An ambitious plan to re-ignite Dell Inc.'s fortunes has met a mixed response among analysts and investors apparently split over how well -- and how quickly -- the computer maker can reinvent itself as an all-in-one technology juggernaut.

In the company's first earnings conference call with analysts in more than a year, CEO and founder Michael Dell and Chief Financial Officer Don Carty on Thursday said to expect continued restructuring costs and layoffs. Also weighing on the bottom line will be acquisitions and what Carty described as a slower decline in component costs.

Michael Dell outlined a long-term strategy focusing on five key markets and products, including hardware for consumers, software and other products for small and midsize businesses, and lucrative business software services, where Dell manages other companies' computer systems.

"As we reshape the business here, clearly the intent is to grow cash flow considerably over time," he said. "There's a lot of upside for us in the places that are growing the fastest."

The update came as Dell reported a 27 percent increase in third-quarter earnings that it said was buoyed by growth in markets overseas, solid demand for notebooks and falling prices for memory chips and other components.

"They seemed to be trying to dampen enthusiasm for what will be the fourth quarter," said analyst Roger Kay, president of Endpoint Technologies Associates Inc. "The bottom line keeps drifting further into the future. And Wall Street? They aren't exactly known for their patience."

Kay said Dell's quandary is how to achieve a long-term turnaround while maintaining profitability each quarter. He said the turnaround is taking longer than he would have anticipated.

Dell said Thursday it earned $766 million, or 34 cents per share, in the three months ended Nov. 2. That was up from $601 million, or 27 cents per share, in revised figures from the same quarter a year ago. Revenue grew 9 percent to $15.64 billion.

The results fell just shy of analyst expectations. Analysts surveyed by Thomson Financial were expecting the Round Rock company to post profits of 35 cents per share on revenue of $15.34 billion.

Other analysts were less critical than Kay. Samir Bhavnani at The NPD Group said Dell's challenge is to deliver on its promises, however long it takes.

"Dell is a gigantic ship and it takes forever for moves to really start having an impact," he said. "They've made the right first decisions, which are the hard decisions."

Investors' view was distinctly pessimistic Thursday evening. After Dell shares rose 1.6 percent in regular trading to close at $28.14, they fell almost 10 percent after hours, to $25.36.

It's been a rough time for Dell since August 2006, when the computer giant first disclosed an internal accounting investigation and issued a massive notebook battery recall. A few months later, Dell lost its No. 1 position in the PC market to rival Hewlett-Packard Co.
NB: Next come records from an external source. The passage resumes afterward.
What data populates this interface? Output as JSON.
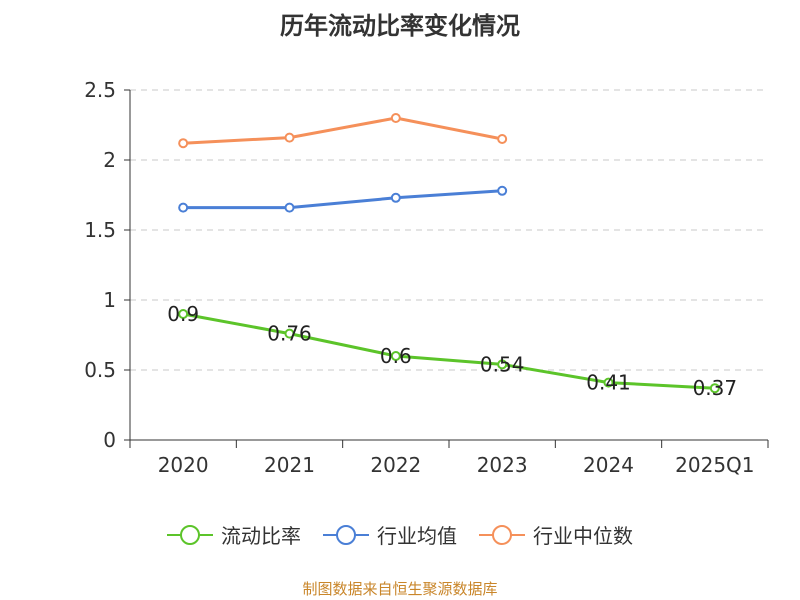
{
  "title": "历年流动比率变化情况",
  "source": "制图数据来自恒生聚源数据库",
  "chart_data": {
    "type": "line",
    "categories": [
      "2020",
      "2021",
      "2022",
      "2023",
      "2024",
      "2025Q1"
    ],
    "ylim": [
      0,
      2.5
    ],
    "yticks": [
      "0",
      "0.5",
      "1",
      "1.5",
      "2",
      "2.5"
    ],
    "grid": true,
    "legend_position": "bottom",
    "series": [
      {
        "name": "流动比率",
        "color": "#5cc42a",
        "values": [
          0.9,
          0.76,
          0.6,
          0.54,
          0.41,
          0.37
        ],
        "labels": [
          "0.9",
          "0.76",
          "0.6",
          "0.54",
          "0.41",
          "0.37"
        ]
      },
      {
        "name": "行业均值",
        "color": "#4a7fd6",
        "values": [
          1.66,
          1.66,
          1.73,
          1.78,
          null,
          null
        ],
        "labels": []
      },
      {
        "name": "行业中位数",
        "color": "#f5905a",
        "values": [
          2.12,
          2.16,
          2.3,
          2.15,
          null,
          null
        ],
        "labels": []
      }
    ]
  }
}
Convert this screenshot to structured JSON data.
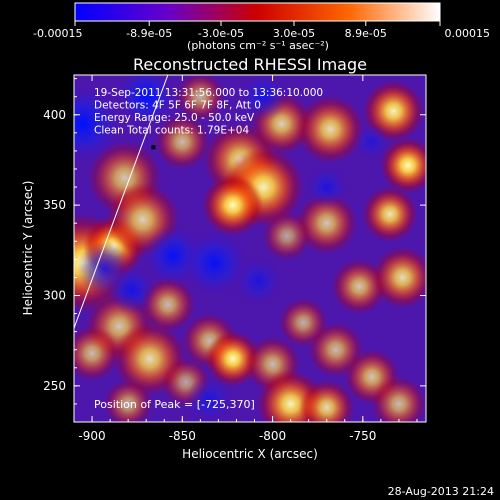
{
  "chart_data": {
    "type": "heatmap",
    "title": "Reconstructed RHESSI Image",
    "xlabel": "Heliocentric X (arcsec)",
    "ylabel": "Heliocentric Y (arcsec)",
    "xlim": [
      -910,
      -715
    ],
    "ylim": [
      230,
      422
    ],
    "x_ticks": [
      -900,
      -850,
      -800,
      -750
    ],
    "x_tick_labels": [
      "-900",
      "-850",
      "-800",
      "-750"
    ],
    "y_ticks": [
      250,
      300,
      350,
      400
    ],
    "y_tick_labels": [
      "250",
      "300",
      "350",
      "400"
    ],
    "colorbar": {
      "ticks": [
        -0.00015,
        -8.9e-05,
        -3e-05,
        3e-05,
        8.9e-05,
        0.00015
      ],
      "tick_labels": [
        "-0.00015",
        "-8.9e-05",
        "-3.0e-05",
        "3.0e-05",
        "8.9e-05",
        "0.00015"
      ],
      "range": [
        -0.00015,
        0.00015
      ],
      "units_label": "(photons cm⁻² s⁻¹ asec⁻²)",
      "colormap": [
        "#0000ff",
        "#6600cc",
        "#cc0000",
        "#ff6600",
        "#ffffff"
      ]
    },
    "annotations": [
      "19-Sep-2011 13:31:56.000 to 13:36:10.000",
      "Detectors: 4F 5F 6F 7F 8F, Att 0",
      "Energy Range: 25.0 - 50.0 keV",
      "Clean     Total counts: 1.79E+04"
    ],
    "peak_label": "Position of Peak = [-725,370]",
    "peak_position": [
      -725,
      370
    ],
    "limb_line": [
      [
        -910,
        282
      ],
      [
        -858,
        422
      ]
    ],
    "marker_position": [
      -866,
      382
    ],
    "blobs": [
      {
        "x": -905,
        "y": 318,
        "r": 16,
        "a": 1.0
      },
      {
        "x": -888,
        "y": 327,
        "r": 10,
        "a": 1.0
      },
      {
        "x": -882,
        "y": 365,
        "r": 12,
        "a": 0.75
      },
      {
        "x": -872,
        "y": 342,
        "r": 12,
        "a": 0.8
      },
      {
        "x": -850,
        "y": 385,
        "r": 9,
        "a": 0.7
      },
      {
        "x": -840,
        "y": 410,
        "r": 8,
        "a": 0.65
      },
      {
        "x": -818,
        "y": 375,
        "r": 12,
        "a": 0.85
      },
      {
        "x": -805,
        "y": 360,
        "r": 13,
        "a": 0.95
      },
      {
        "x": -822,
        "y": 350,
        "r": 10,
        "a": 1.0
      },
      {
        "x": -795,
        "y": 395,
        "r": 10,
        "a": 0.8
      },
      {
        "x": -768,
        "y": 392,
        "r": 11,
        "a": 0.85
      },
      {
        "x": -733,
        "y": 402,
        "r": 10,
        "a": 0.95
      },
      {
        "x": -725,
        "y": 372,
        "r": 9,
        "a": 1.0
      },
      {
        "x": -735,
        "y": 345,
        "r": 9,
        "a": 0.9
      },
      {
        "x": -770,
        "y": 340,
        "r": 10,
        "a": 0.75
      },
      {
        "x": -792,
        "y": 333,
        "r": 8,
        "a": 0.6
      },
      {
        "x": -752,
        "y": 305,
        "r": 9,
        "a": 0.75
      },
      {
        "x": -728,
        "y": 310,
        "r": 10,
        "a": 0.85
      },
      {
        "x": -858,
        "y": 295,
        "r": 9,
        "a": 0.7
      },
      {
        "x": -885,
        "y": 283,
        "r": 11,
        "a": 0.75
      },
      {
        "x": -900,
        "y": 268,
        "r": 9,
        "a": 0.7
      },
      {
        "x": -868,
        "y": 265,
        "r": 12,
        "a": 0.85
      },
      {
        "x": -835,
        "y": 275,
        "r": 9,
        "a": 0.7
      },
      {
        "x": -822,
        "y": 265,
        "r": 9,
        "a": 1.0
      },
      {
        "x": -848,
        "y": 252,
        "r": 8,
        "a": 0.6
      },
      {
        "x": -783,
        "y": 285,
        "r": 8,
        "a": 0.65
      },
      {
        "x": -800,
        "y": 262,
        "r": 9,
        "a": 0.7
      },
      {
        "x": -765,
        "y": 270,
        "r": 9,
        "a": 0.7
      },
      {
        "x": -745,
        "y": 255,
        "r": 9,
        "a": 0.75
      },
      {
        "x": -790,
        "y": 240,
        "r": 11,
        "a": 0.95
      },
      {
        "x": -770,
        "y": 238,
        "r": 9,
        "a": 0.85
      },
      {
        "x": -730,
        "y": 240,
        "r": 9,
        "a": 0.7
      },
      {
        "x": -880,
        "y": 240,
        "r": 8,
        "a": 0.65
      },
      {
        "x": -905,
        "y": 395,
        "r": -13,
        "a": 1.0
      },
      {
        "x": -870,
        "y": 410,
        "r": -10,
        "a": 1.0
      },
      {
        "x": -893,
        "y": 315,
        "r": -9,
        "a": 0.8
      },
      {
        "x": -878,
        "y": 303,
        "r": -8,
        "a": 0.7
      },
      {
        "x": -855,
        "y": 322,
        "r": -10,
        "a": 0.9
      },
      {
        "x": -805,
        "y": 410,
        "r": -8,
        "a": 0.7
      },
      {
        "x": -832,
        "y": 318,
        "r": -11,
        "a": 0.9
      },
      {
        "x": -808,
        "y": 308,
        "r": -8,
        "a": 0.6
      },
      {
        "x": -770,
        "y": 360,
        "r": -7,
        "a": 0.6
      },
      {
        "x": -745,
        "y": 385,
        "r": -6,
        "a": 0.5
      },
      {
        "x": -835,
        "y": 242,
        "r": -8,
        "a": 0.6
      }
    ]
  },
  "footer": {
    "timestamp": "28-Aug-2013 21:24"
  }
}
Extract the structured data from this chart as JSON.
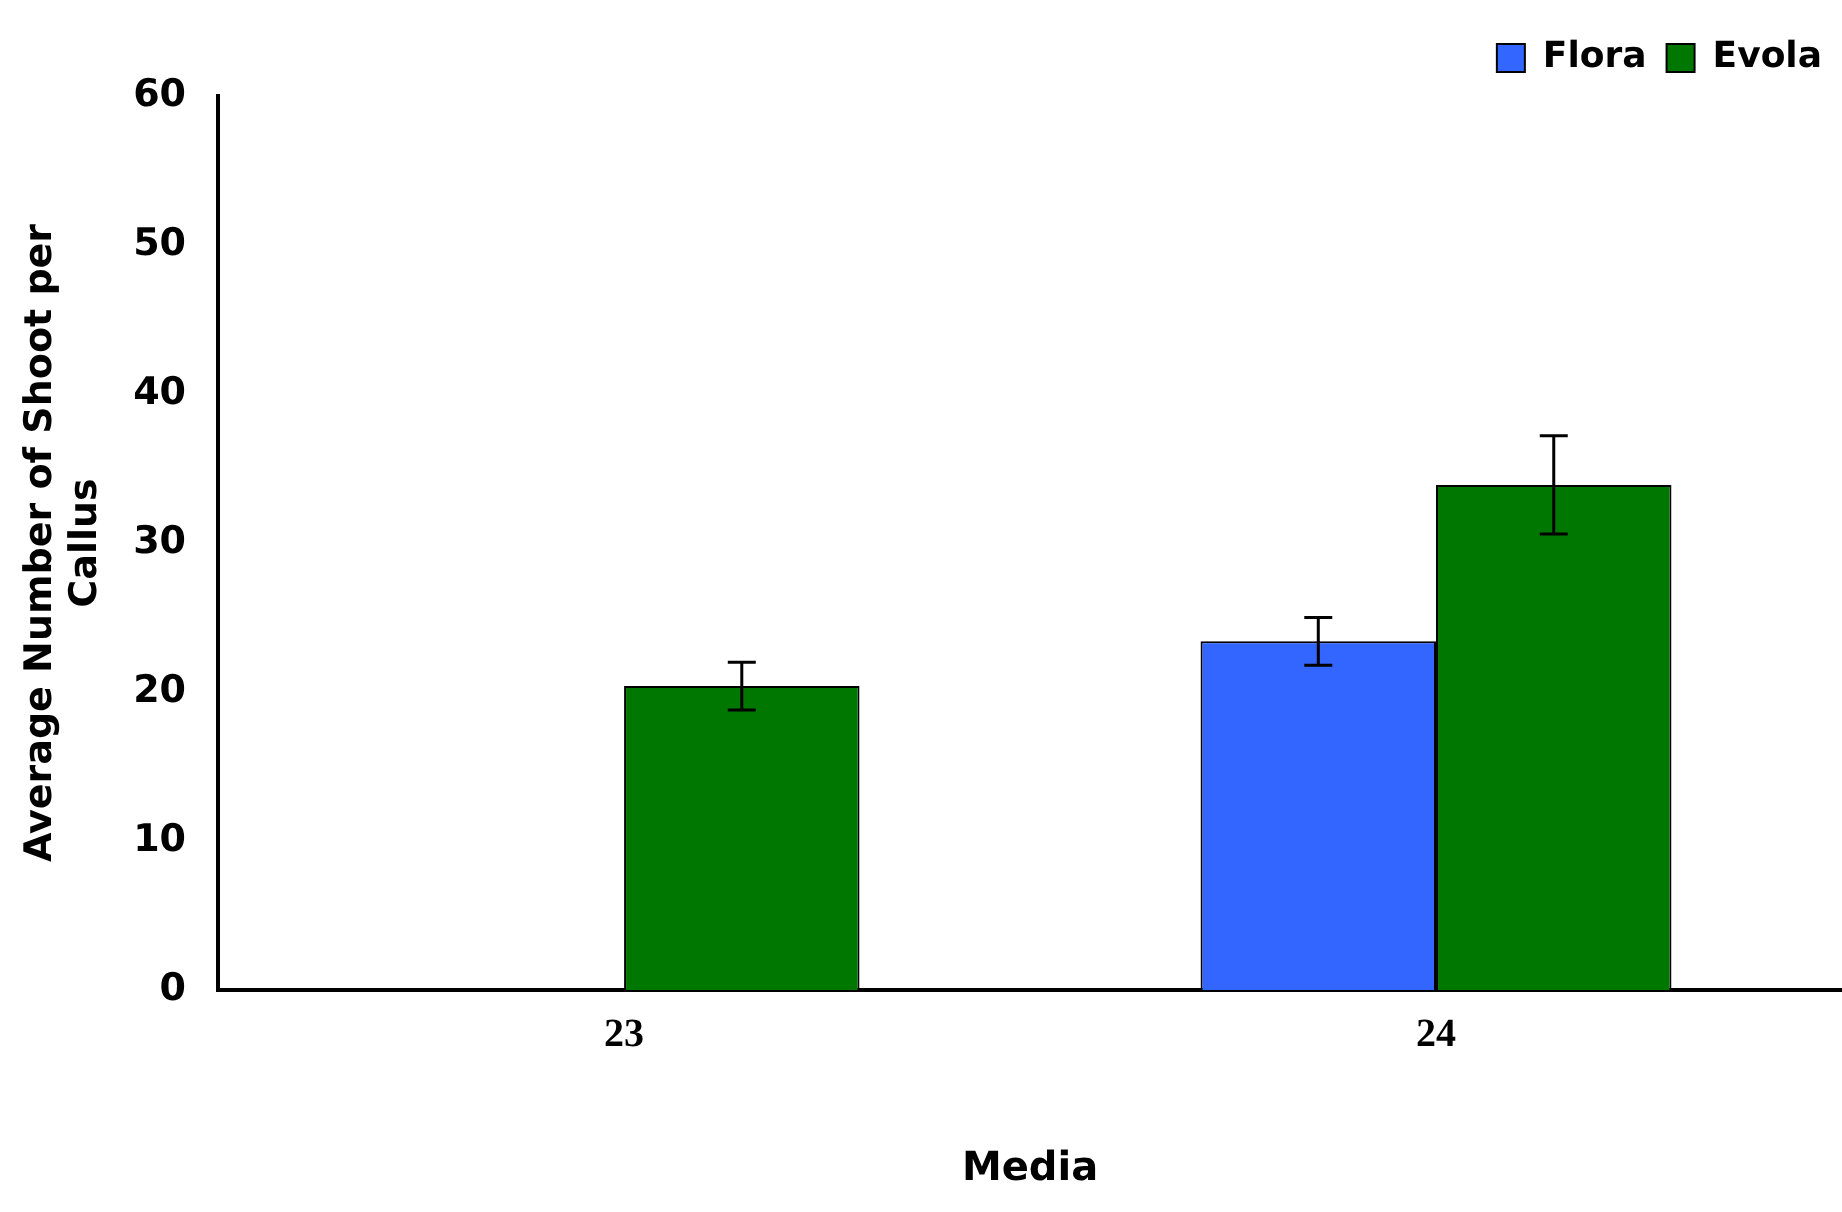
{
  "chart_data": {
    "type": "bar",
    "xlabel": "Media",
    "ylabel": "Average Number of Shoot per Callus",
    "categories": [
      "23",
      "24"
    ],
    "series": [
      {
        "name": "Flora",
        "color": "#3366ff",
        "values": [
          null,
          23.4
        ],
        "errors": [
          null,
          1.6
        ]
      },
      {
        "name": "Evola",
        "color": "#007700",
        "values": [
          20.4,
          33.9
        ],
        "errors": [
          1.6,
          3.3
        ]
      }
    ],
    "ylim": [
      0,
      60
    ],
    "yticks": [
      0,
      10,
      20,
      30,
      40,
      50,
      60
    ],
    "grid": false,
    "legend": "top right"
  }
}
Extensive changes have followed, including the return of Michael Dell as CEO, the appearance of some consumer products in retail stores, and layoffs that will amount to about 10 percent of the company's work force.
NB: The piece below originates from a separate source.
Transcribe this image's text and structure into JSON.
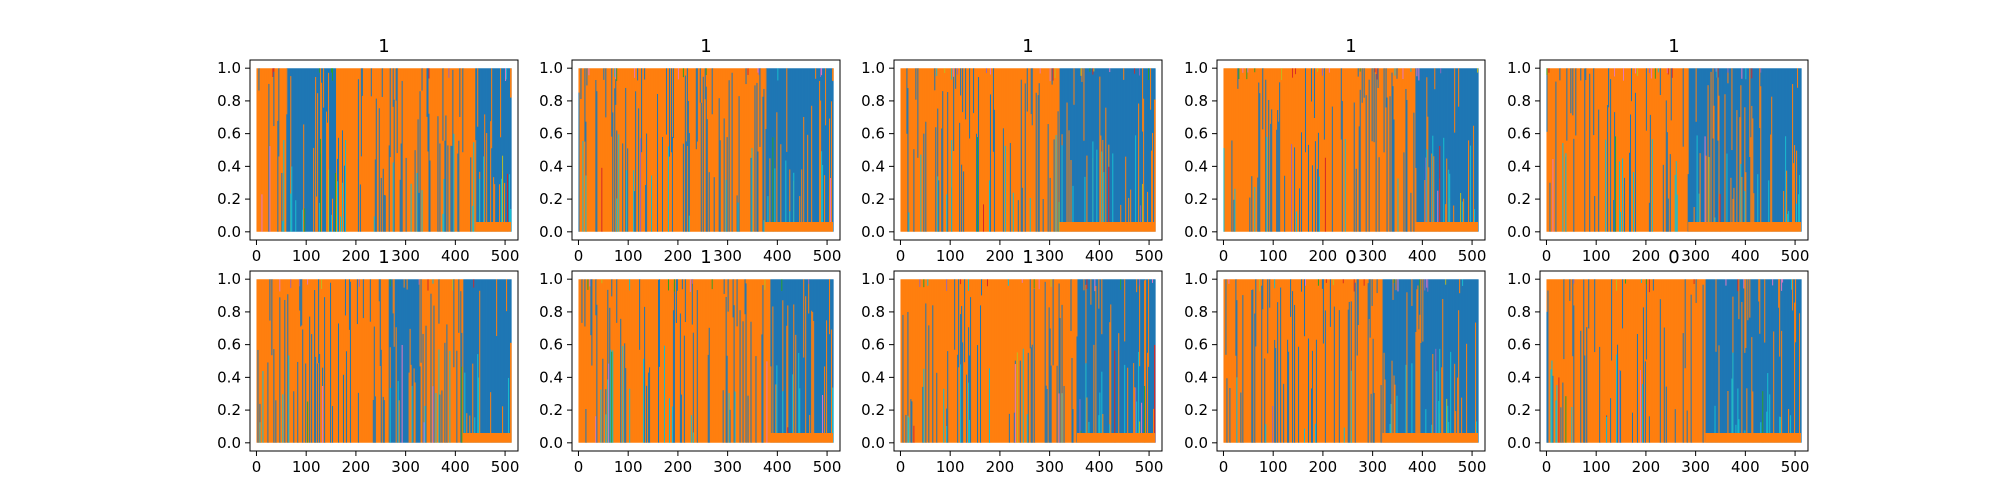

HP continues to expand, however, and now leads Dell by nearly 5 percentage points, commanding 20 percent of the U.S. market, compared with Dell's roughly 15 percent, according to the latest data from market researcher IDC.

During the quarter, Dell shipped about 9.9 million computers worldwide, compared with HP's 12.8 million, according to research company Gartner Inc. Dell held about 14.4 percent of the worldwide PC market, down from 15.9 percent a year earlier and below HP's 18.6 percent.
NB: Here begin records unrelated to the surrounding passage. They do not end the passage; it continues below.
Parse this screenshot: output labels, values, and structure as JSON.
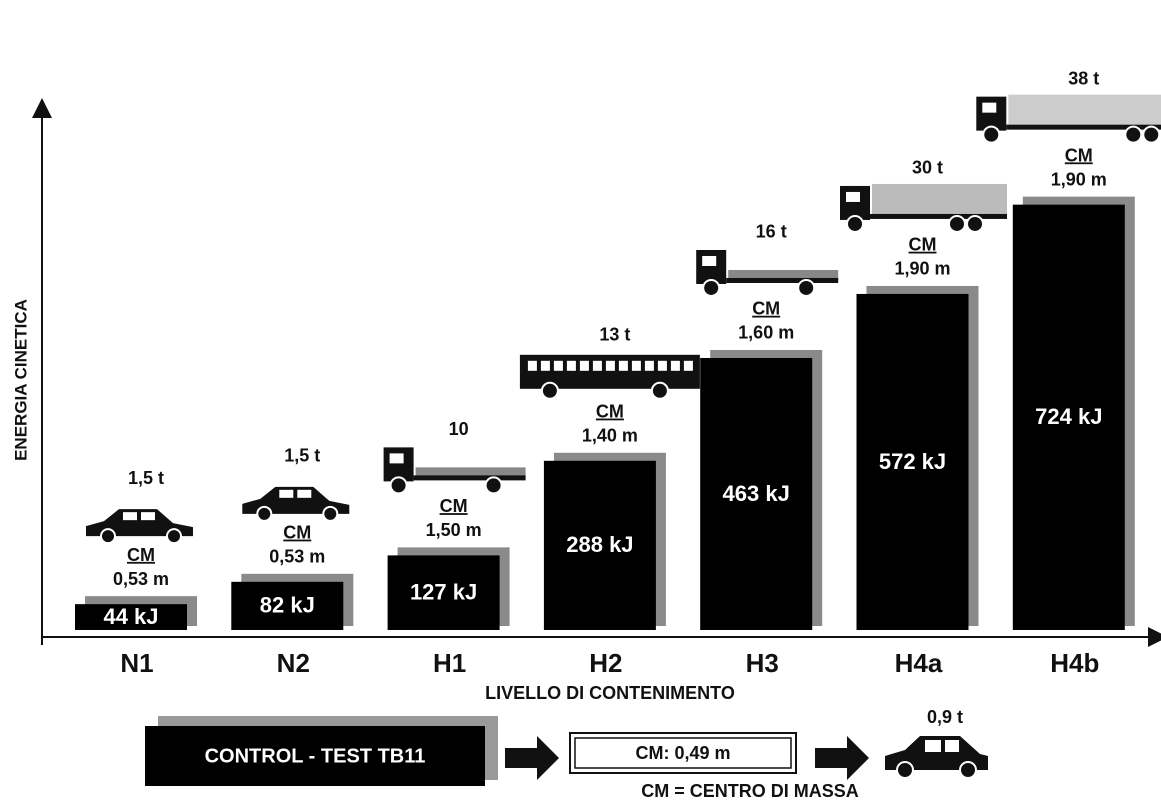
{
  "chart_data": {
    "type": "bar",
    "y_label": "ENERGIA CINETICA",
    "x_label": "LIVELLO DI CONTENIMENTO",
    "categories": [
      "N1",
      "N2",
      "H1",
      "H2",
      "H3",
      "H4a",
      "H4b"
    ],
    "values": [
      44,
      82,
      127,
      288,
      463,
      572,
      724
    ],
    "value_labels": [
      "44 kJ",
      "82 kJ",
      "127 kJ",
      "288 kJ",
      "463 kJ",
      "572 kJ",
      "724 kJ"
    ],
    "vehicle_mass": [
      "1,5 t",
      "1,5 t",
      "10",
      "13 t",
      "16 t",
      "30 t",
      "38 t"
    ],
    "cm_label": "CM",
    "cm_heights": [
      "0,53 m",
      "0,53 m",
      "1,50 m",
      "1,40 m",
      "1,60 m",
      "1,90 m",
      "1,90 m"
    ],
    "color": "#000000",
    "ylim": [
      0,
      800
    ],
    "footer": {
      "test": "CONTROL - TEST  TB11",
      "cm": "CM: 0,49 m",
      "mass": "0,9 t",
      "legend": "CM = CENTRO DI MASSA"
    }
  }
}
Michelle Warren, senior research analyst with Info-Tech Research Group, said it was good to hear Dell's growth plan. Short-term hiccups, including restructuring, don't worry her.

"They've got this plan in place and it's a plan that will take them to a successful ending," Warren said. "It might be a new Dell to those who are outside looking in, but I think it still has the same pedigree that made them into the largest PC company a couple of years ago."

Dell has 89,100 temporary and permanent employees worldwide. Carty suggested the 10 percent work force trim is a moving target because recent acquisitions have added many workers.

The company also plans to restart its share buyback program in December. The program was suspended in August. An annual shareholders meeting is scheduled for Tuesday.